Fourteen member states are participating in a scheme to apply harmonised rules when international couples choose the legal code under which they divorce or enter a legal separation. The Government is not taking part.
The scheme is the first in which a core group of European countries are applying a procedure to move forward together in a common EU initiative without all member states taking part.
“If we were to participate in this, it would mean that we would have to implement foreign divorce laws in our own courts and that’s not something I think we want,” Minister for Justice Dermot Ahern said after EU ministers met in Luxembourg yesterday.
“The fact that we had a referendum and had legislation strictly based on the referendum that the people voted on, I don’t think we can change that unless we have another referendum, obviously.”
The recently enacted Lisbon Treaty makes it easier for countries to adopt this procedure. Although there was scope under previous treaties to go down such a path, they never did.
The plan is designed to increase legal certainty over cases in which spouses from different countries divorce or enter a legal separation, a complex legal area.
There were more than 1 million divorces in the 27 EU countries in 2007, 140,000 of which had an international dimension.
The proposal allows both spouses to know in advance which law is applicable to their divorce, increasing flexibility by giving them the possibility of choosing which legal code should apply.
Both spouses will be required to express in writing which legal code should be applied in their divorce. This could make it harder for one spouse to pursue a divorce in a jurisdiction more likely to make an advantageous ruling, a practice known as “forum shopping.”
The countries taking part in the enhanced co-operation procedure are Spain, Italy, Hungary, Luxembourg, Austria, Romania, Slovenia, Bulgaria, France, Germany, Belgium, Latvia, Malta and Portugal.

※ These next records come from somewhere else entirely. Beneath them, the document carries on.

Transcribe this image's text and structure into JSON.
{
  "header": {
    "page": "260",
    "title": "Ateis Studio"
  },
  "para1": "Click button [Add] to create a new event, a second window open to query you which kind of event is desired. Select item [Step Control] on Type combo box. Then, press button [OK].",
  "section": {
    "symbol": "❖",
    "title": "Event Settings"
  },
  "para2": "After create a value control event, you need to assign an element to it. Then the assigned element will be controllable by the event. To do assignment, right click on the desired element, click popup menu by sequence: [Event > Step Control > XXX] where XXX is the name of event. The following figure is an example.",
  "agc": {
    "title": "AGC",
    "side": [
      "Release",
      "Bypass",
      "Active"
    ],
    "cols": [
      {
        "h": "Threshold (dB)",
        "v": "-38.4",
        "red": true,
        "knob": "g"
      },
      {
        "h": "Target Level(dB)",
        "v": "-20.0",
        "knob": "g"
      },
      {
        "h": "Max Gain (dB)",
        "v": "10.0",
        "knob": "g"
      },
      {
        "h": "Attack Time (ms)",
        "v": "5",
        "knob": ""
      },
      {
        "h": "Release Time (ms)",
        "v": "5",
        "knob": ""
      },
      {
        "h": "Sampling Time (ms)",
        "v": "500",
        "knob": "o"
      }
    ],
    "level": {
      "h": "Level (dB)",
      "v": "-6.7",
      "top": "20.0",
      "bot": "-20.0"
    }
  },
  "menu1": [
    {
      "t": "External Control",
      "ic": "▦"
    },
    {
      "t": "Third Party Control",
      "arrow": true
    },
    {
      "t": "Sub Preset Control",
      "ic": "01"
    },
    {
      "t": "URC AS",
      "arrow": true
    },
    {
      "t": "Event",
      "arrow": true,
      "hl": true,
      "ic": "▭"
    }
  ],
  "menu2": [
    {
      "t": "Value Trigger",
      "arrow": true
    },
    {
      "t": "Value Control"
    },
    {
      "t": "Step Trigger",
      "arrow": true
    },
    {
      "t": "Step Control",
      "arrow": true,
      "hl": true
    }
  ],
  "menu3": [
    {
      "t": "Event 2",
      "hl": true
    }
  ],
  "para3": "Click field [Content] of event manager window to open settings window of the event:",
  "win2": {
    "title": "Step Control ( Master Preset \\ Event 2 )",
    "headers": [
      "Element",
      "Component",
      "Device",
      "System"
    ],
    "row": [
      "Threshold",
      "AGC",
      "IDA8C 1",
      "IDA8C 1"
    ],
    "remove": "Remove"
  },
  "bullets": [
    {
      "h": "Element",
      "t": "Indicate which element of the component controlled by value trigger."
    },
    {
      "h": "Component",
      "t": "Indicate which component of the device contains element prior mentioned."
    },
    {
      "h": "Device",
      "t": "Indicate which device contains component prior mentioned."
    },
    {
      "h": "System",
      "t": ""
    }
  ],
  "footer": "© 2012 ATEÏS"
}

At the same meeting yesterday, Mr Ahern said the Government would opt in to EU plans to toughen European laws against trafficking in humans and the sexual exploitation of children.
The Government chose not to opt in to a plan from Spain’s EU presidency to develop European protection orders, a form of legal injunction which compels an abuser to stay away from someone and places that person frequents.
Mr Ahern said the Government favoured such a plan but not under criminal law as proposed by Spain, as it would be legally unsound. This is an area usually governed by civil law, leading several member states to oppose the Spanish plan.